隔離措置は以前から行われており、そう珍しいことでもなかったようで、すぐに受け入れられた。
しかし、隔離された本人や家族からの不満が発生しつつあるようだ。
ヨハンの私財も今後は、砂糖貿易による見込みはあるが、対外戦略のため今は秘匿しているし、俺の私財といっても雀の涙のうえ、商売も控えざるを得ない状況である。

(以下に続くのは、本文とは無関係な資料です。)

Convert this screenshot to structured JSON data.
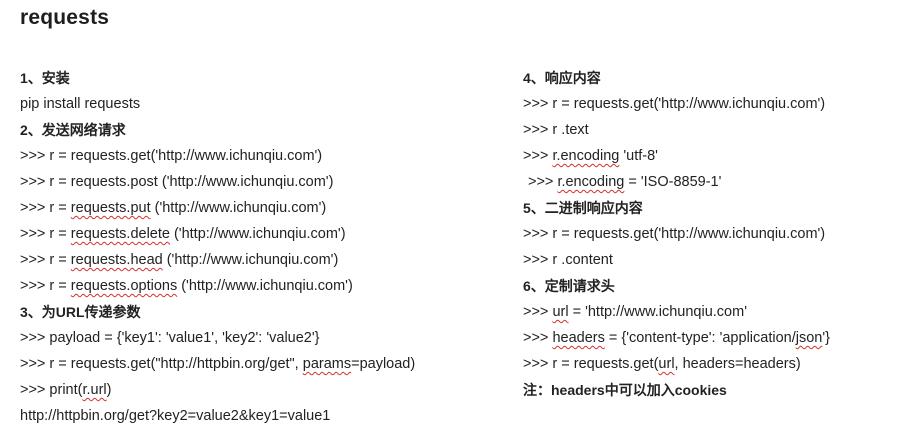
{
  "title": "requests",
  "left": [
    {
      "type": "head",
      "text": "1、安装"
    },
    {
      "type": "code",
      "parts": [
        {
          "t": "pip install requests"
        }
      ]
    },
    {
      "type": "head",
      "text": "2、发送网络请求"
    },
    {
      "type": "code",
      "parts": [
        {
          "t": ">>> r = requests.get('http://www.ichunqiu.com')"
        }
      ]
    },
    {
      "type": "code",
      "parts": [
        {
          "t": ">>> r = requests.post ('http://www.ichunqiu.com')"
        }
      ]
    },
    {
      "type": "code",
      "parts": [
        {
          "t": ">>> r = "
        },
        {
          "t": "requests.put",
          "u": true
        },
        {
          "t": " ('http://www.ichunqiu.com')"
        }
      ]
    },
    {
      "type": "code",
      "parts": [
        {
          "t": ">>> r = "
        },
        {
          "t": "requests.delete",
          "u": true
        },
        {
          "t": " ('http://www.ichunqiu.com')"
        }
      ]
    },
    {
      "type": "code",
      "parts": [
        {
          "t": ">>> r = "
        },
        {
          "t": "requests.head",
          "u": true
        },
        {
          "t": " ('http://www.ichunqiu.com')"
        }
      ]
    },
    {
      "type": "code",
      "parts": [
        {
          "t": ">>> r = "
        },
        {
          "t": "requests.options",
          "u": true
        },
        {
          "t": " ('http://www.ichunqiu.com')"
        }
      ]
    },
    {
      "type": "head",
      "text": "3、为URL传递参数"
    },
    {
      "type": "code",
      "parts": [
        {
          "t": ">>> payload = {'key1': 'value1', 'key2': 'value2'}"
        }
      ]
    },
    {
      "type": "code",
      "parts": [
        {
          "t": ">>> r = requests.get(\"http://httpbin.org/get\", "
        },
        {
          "t": "params",
          "u": true
        },
        {
          "t": "=payload)"
        }
      ]
    },
    {
      "type": "code",
      "parts": [
        {
          "t": ">>> print("
        },
        {
          "t": "r.url",
          "u": true
        },
        {
          "t": ")"
        }
      ]
    },
    {
      "type": "code",
      "parts": [
        {
          "t": "http://httpbin.org/get?key2=value2&key1=value1"
        }
      ]
    }
  ],
  "right": [
    {
      "type": "head",
      "text": "4、响应内容"
    },
    {
      "type": "code",
      "parts": [
        {
          "t": ">>> r = requests.get('http://www.ichunqiu.com')"
        }
      ]
    },
    {
      "type": "code",
      "parts": [
        {
          "t": ">>> r .text"
        }
      ]
    },
    {
      "type": "code",
      "parts": [
        {
          "t": ">>> "
        },
        {
          "t": "r.encoding",
          "u": true
        },
        {
          "t": " 'utf-8'"
        }
      ]
    },
    {
      "type": "code",
      "indent": true,
      "parts": [
        {
          "t": ">>> "
        },
        {
          "t": "r.encoding",
          "u": true
        },
        {
          "t": " = 'ISO-8859-1'"
        }
      ]
    },
    {
      "type": "head",
      "text": "5、二进制响应内容"
    },
    {
      "type": "code",
      "parts": [
        {
          "t": ">>> r = requests.get('http://www.ichunqiu.com')"
        }
      ]
    },
    {
      "type": "code",
      "parts": [
        {
          "t": ">>> r .content"
        }
      ]
    },
    {
      "type": "head",
      "text": "6、定制请求头"
    },
    {
      "type": "code",
      "parts": [
        {
          "t": ">>> "
        },
        {
          "t": "url",
          "u": true
        },
        {
          "t": " = 'http://www.ichunqiu.com'"
        }
      ]
    },
    {
      "type": "code",
      "parts": [
        {
          "t": ">>> "
        },
        {
          "t": "headers",
          "u": true
        },
        {
          "t": " = {'content-type': 'application/"
        },
        {
          "t": "json",
          "u": true
        },
        {
          "t": "'}"
        }
      ]
    },
    {
      "type": "code",
      "parts": [
        {
          "t": ">>> r = requests.get("
        },
        {
          "t": "url",
          "u": true
        },
        {
          "t": ", headers=headers)"
        }
      ]
    },
    {
      "type": "head",
      "text": "注：headers中可以加入cookies"
    }
  ]
}
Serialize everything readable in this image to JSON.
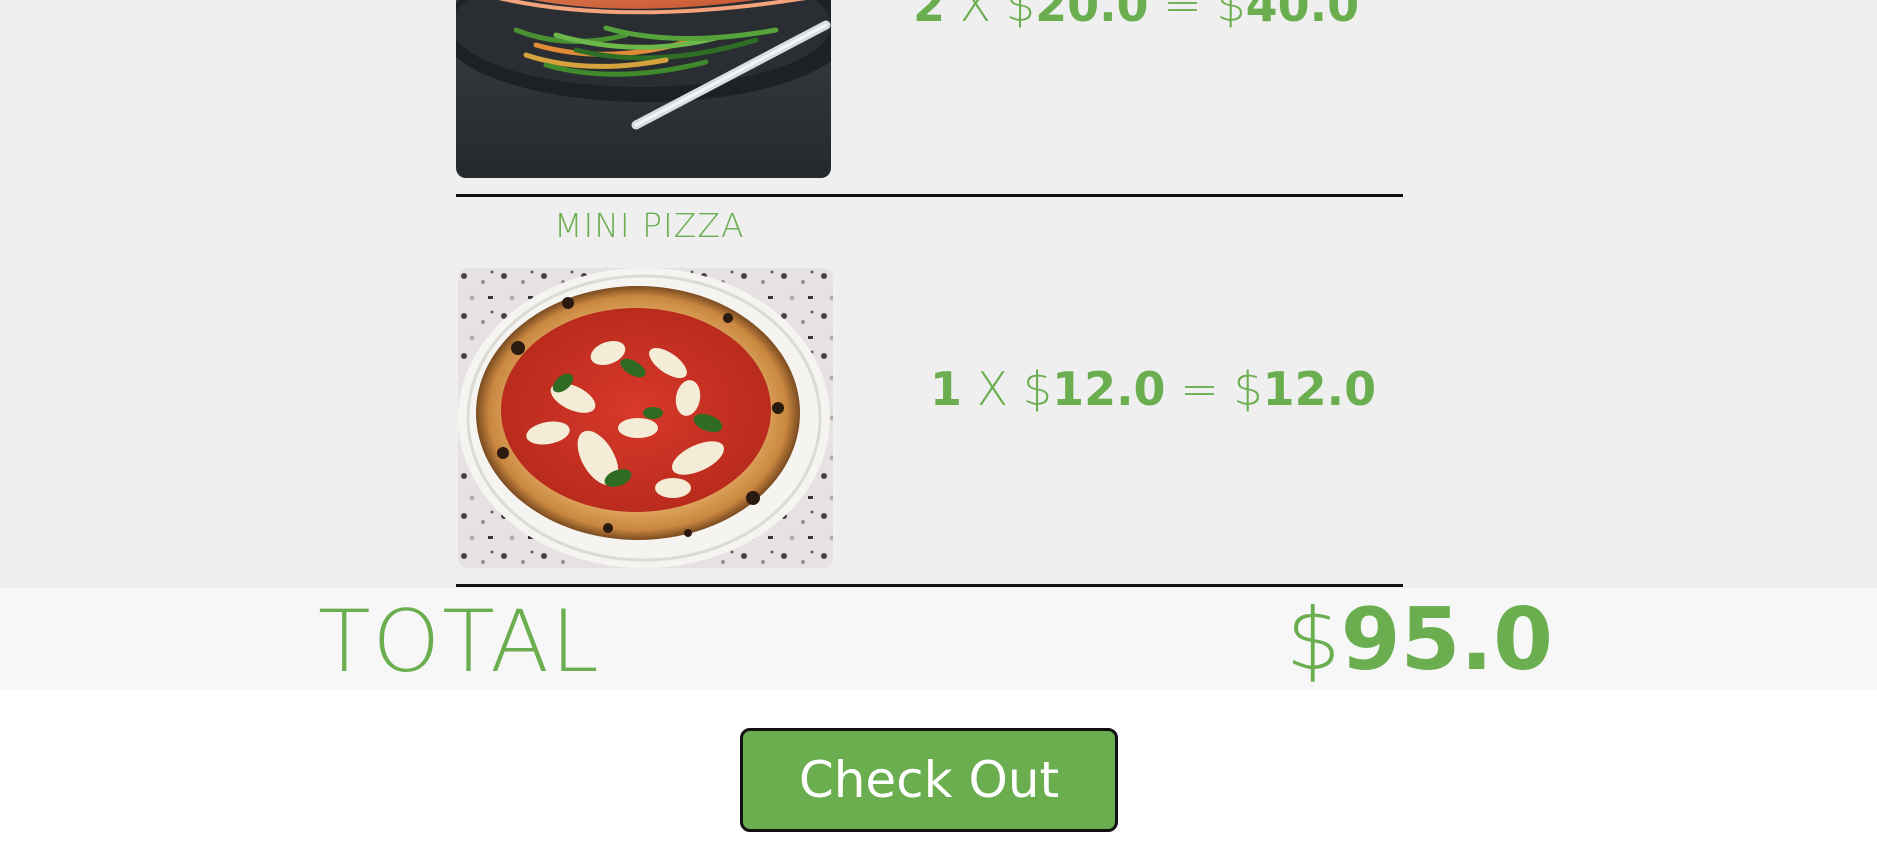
{
  "cart": {
    "items": [
      {
        "name": "",
        "quantity": "2",
        "times": "X",
        "currency": "$",
        "unit_price": "20.0",
        "equals": "=",
        "line_total": "40.0",
        "image": "salmon-dish-photo"
      },
      {
        "name": "MINI PIZZA",
        "quantity": "1",
        "times": "X",
        "currency": "$",
        "unit_price": "12.0",
        "equals": "=",
        "line_total": "12.0",
        "image": "margherita-pizza-photo"
      }
    ]
  },
  "total": {
    "label": "TOTAL",
    "currency": "$",
    "amount": "95.0"
  },
  "checkout": {
    "label": "Check Out"
  },
  "colors": {
    "accent_green": "#6aae50",
    "cart_background": "#efefef",
    "total_bar_background": "#f7f7f7",
    "divider": "#111111"
  }
}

困っていた所に、喜捨をしたいと申し出る市民が出てきている事を聞く。
作付け面積当たりに税制を変更するにあたり、じゃがいも栽培農家については、苗芋の格安配布という初年度の補助を行っていたが、収穫量の見込みが少なすぎたこと、冷夏による食料品の価格高騰の恩恵を受けていたことがあり、じゃがいもの作付を行った農家やその領主については、経済的な余裕が出ていたからだ。
また、クラモ近郊を中心として、栽培を行っていたため、感染者は彼らの近親者が多かったことが重なったことも理由の一つとして挙げられる。
最初は隔離された近親者に食料や日用品などを渡して欲しいという要望から、喜捨の申し出となっていっていたが、ヨハンやミッシェの献身的な寄付が彼らの評判を上げ、それに追随しようと他の領主たちもこぞって喜捨を行うようになったことも大きかった。
丁度、店は休業しており、ボランティアと喜捨の受け入れの事務局として俺の店と従業員を使うことに決める。